FILE PHOTO
FILE PHOTO

Region’s animal welfare ‘crisis’ revealed

THE Department of Agriculture is investigating or monitoring 75 animal welfare cases in the Toowoomba region, including a property south of Toowoomba where a number of dead cattle and horses were found.

The owner of a neighbouring property alerted The Chronicle to the issue when he saw four dead cattle in a paddock.

"The biggest issue we've had over the past couple of years is there's been so many horses died and buried. We have no idea what these animals die of," they said.

"I don't know what's to be done.

"It's been happening over a period of five years, I'd say, but mostly in the past two years it's been quite bad."

A Biosecurity Queensland spokesman said an officer from the department had visited the property on Tuesday.

"Officers have been working closely with the owner... to address a number of animal welfare issues," the spokesman said.
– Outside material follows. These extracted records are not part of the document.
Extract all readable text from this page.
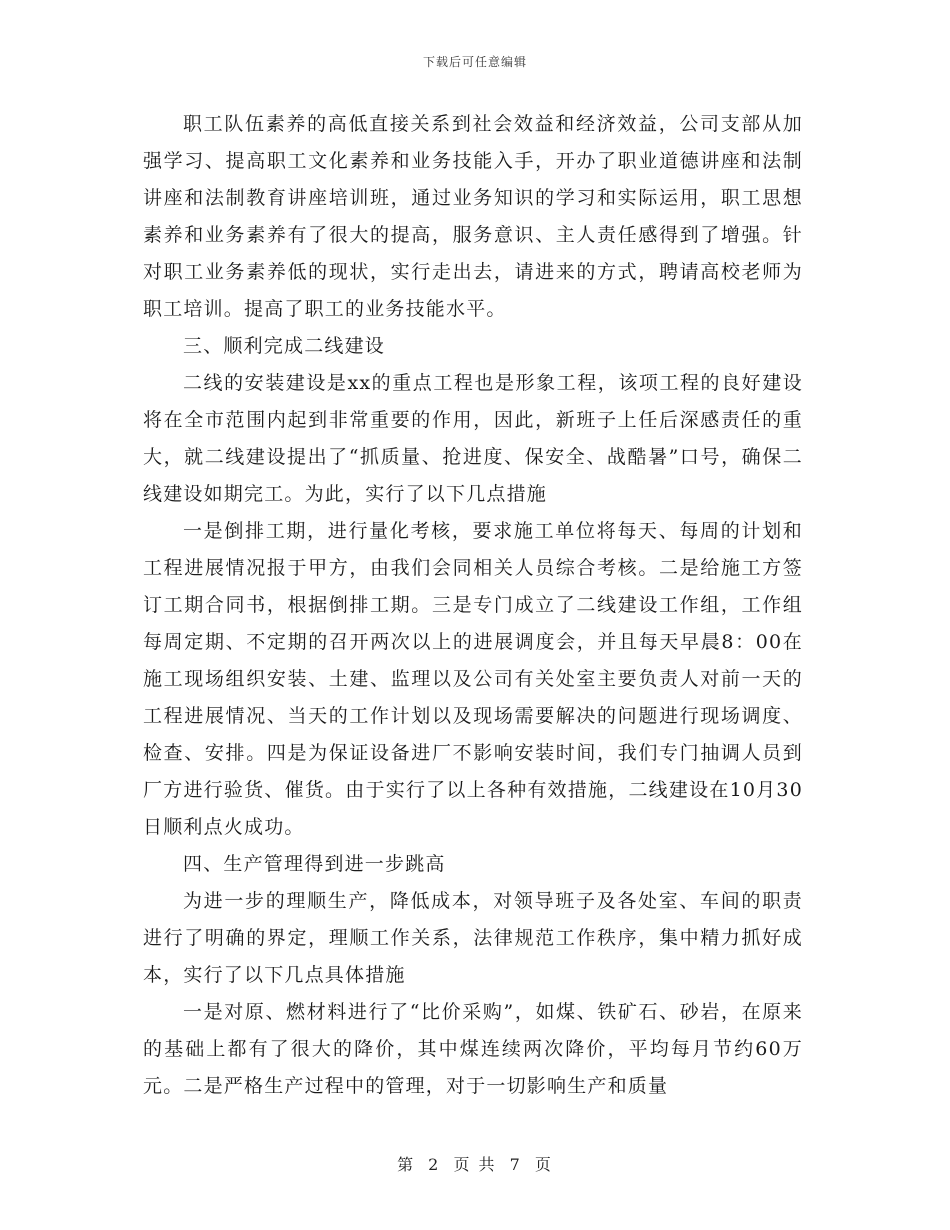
下载后可任意编辑

职工队伍素养的高低直接关系到社会效益和经济效益，公司支部从加强学习、提高职工文化素养和业务技能入手，开办了职业道德讲座和法制讲座和法制教育讲座培训班，通过业务知识的学习和实际运用，职工思想素养和业务素养有了很大的提高，服务意识、主人责任感得到了增强。针对职工业务素养低的现状，实行走出去，请进来的方式，聘请高校老师为职工培训。提高了职工的业务技能水平。

三、顺利完成二线建设

二线的安装建设是xx的重点工程也是形象工程，该项工程的良好建设将在全市范围内起到非常重要的作用，因此，新班子上任后深感责任的重大，就二线建设提出了“抓质量、抢进度、保安全、战酷暑”口号，确保二线建设如期完工。为此，实行了以下几点措施

一是倒排工期，进行量化考核，要求施工单位将每天、每周的计划和工程进展情况报于甲方，由我们会同相关人员综合考核。二是给施工方签订工期合同书，根据倒排工期。三是专门成立了二线建设工作组，工作组每周定期、不定期的召开两次以上的进展调度会，并且每天早晨8：00在施工现场组织安装、土建、监理以及公司有关处室主要负责人对前一天的工程进展情况、当天的工作计划以及现场需要解决的问题进行现场调度、检查、安排。四是为保证设备进厂不影响安装时间，我们专门抽调人员到厂方进行验货、催货。由于实行了以上各种有效措施，二线建设在10月30日顺利点火成功。

四、生产管理得到进一步跳高

为进一步的理顺生产，降低成本，对领导班子及各处室、车间的职责进行了明确的界定，理顺工作关系，法律规范工作秩序，集中精力抓好成本，实行了以下几点具体措施

一是对原、燃材料进行了“比价采购”，如煤、铁矿石、砂岩，在原来的基础上都有了很大的降价，其中煤连续两次降价，平均每月节约60万元。二是严格生产过程中的管理，对于一切影响生产和质量

第 2 页 共 7 页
"Biosecurity Queensland officers have visited the property on four occasions including February 4."

Animal Liberation Queensland executive director Chay Neal said they received a complaint about starving horses and cattle on the same property on October 11, 2018.

He said more needed to be done.

"I think we really have an animal welfare crisis, there is obviously a large number of cases and these are just the ones authorities are aware of," Mr Neal said.
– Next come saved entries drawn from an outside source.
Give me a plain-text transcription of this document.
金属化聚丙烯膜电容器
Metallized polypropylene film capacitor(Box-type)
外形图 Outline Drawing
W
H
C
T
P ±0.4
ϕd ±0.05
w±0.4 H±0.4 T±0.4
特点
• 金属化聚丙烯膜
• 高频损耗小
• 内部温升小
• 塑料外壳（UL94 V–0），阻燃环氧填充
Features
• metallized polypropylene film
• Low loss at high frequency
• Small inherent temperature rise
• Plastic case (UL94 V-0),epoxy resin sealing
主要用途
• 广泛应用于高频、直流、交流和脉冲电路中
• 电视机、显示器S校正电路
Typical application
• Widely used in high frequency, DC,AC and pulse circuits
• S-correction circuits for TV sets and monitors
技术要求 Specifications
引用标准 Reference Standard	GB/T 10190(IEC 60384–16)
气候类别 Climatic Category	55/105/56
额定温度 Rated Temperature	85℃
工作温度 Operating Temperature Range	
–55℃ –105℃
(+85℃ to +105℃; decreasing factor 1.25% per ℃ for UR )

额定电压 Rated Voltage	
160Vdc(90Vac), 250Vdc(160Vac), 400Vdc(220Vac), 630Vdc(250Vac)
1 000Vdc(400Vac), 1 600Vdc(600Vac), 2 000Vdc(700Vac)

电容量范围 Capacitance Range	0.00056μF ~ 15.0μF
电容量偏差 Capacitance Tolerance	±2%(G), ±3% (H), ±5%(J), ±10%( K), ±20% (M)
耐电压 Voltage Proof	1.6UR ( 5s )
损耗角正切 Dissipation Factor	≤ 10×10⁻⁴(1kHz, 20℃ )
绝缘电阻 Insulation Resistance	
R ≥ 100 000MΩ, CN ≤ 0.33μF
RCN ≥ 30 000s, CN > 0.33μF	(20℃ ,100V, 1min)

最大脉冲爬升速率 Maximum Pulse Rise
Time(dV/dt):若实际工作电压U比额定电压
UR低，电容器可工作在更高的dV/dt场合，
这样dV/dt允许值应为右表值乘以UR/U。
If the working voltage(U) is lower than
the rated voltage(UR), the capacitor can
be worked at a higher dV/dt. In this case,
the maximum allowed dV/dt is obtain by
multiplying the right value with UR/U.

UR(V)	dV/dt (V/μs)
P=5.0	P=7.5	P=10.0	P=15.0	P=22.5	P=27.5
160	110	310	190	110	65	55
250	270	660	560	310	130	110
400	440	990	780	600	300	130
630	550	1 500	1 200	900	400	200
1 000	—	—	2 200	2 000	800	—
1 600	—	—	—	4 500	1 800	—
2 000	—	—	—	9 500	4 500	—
"It seems incredibly rare that any of these cases end in prosecution.

"It seems like there is no deterrent for people who don't have animals' best interest at heart.

"I don't see any excuse for not prosecuting with repeat offenders.

"I understand in minor cases there can be a lack of knowledge which can be improved, but in these serious cases there needs to be consequences."

Mr Neal said he was sick of hearing the response from Biosecurity Queensland saying it cannot rush its investigations.

"In (a separate case north of Toowoomba), the care of these eight horses is still under investigation, but they've continued to let this man own the horses and it seems unlikely he'll be prosecuted," he said.

"It's time to start taking animal cruelty seriously."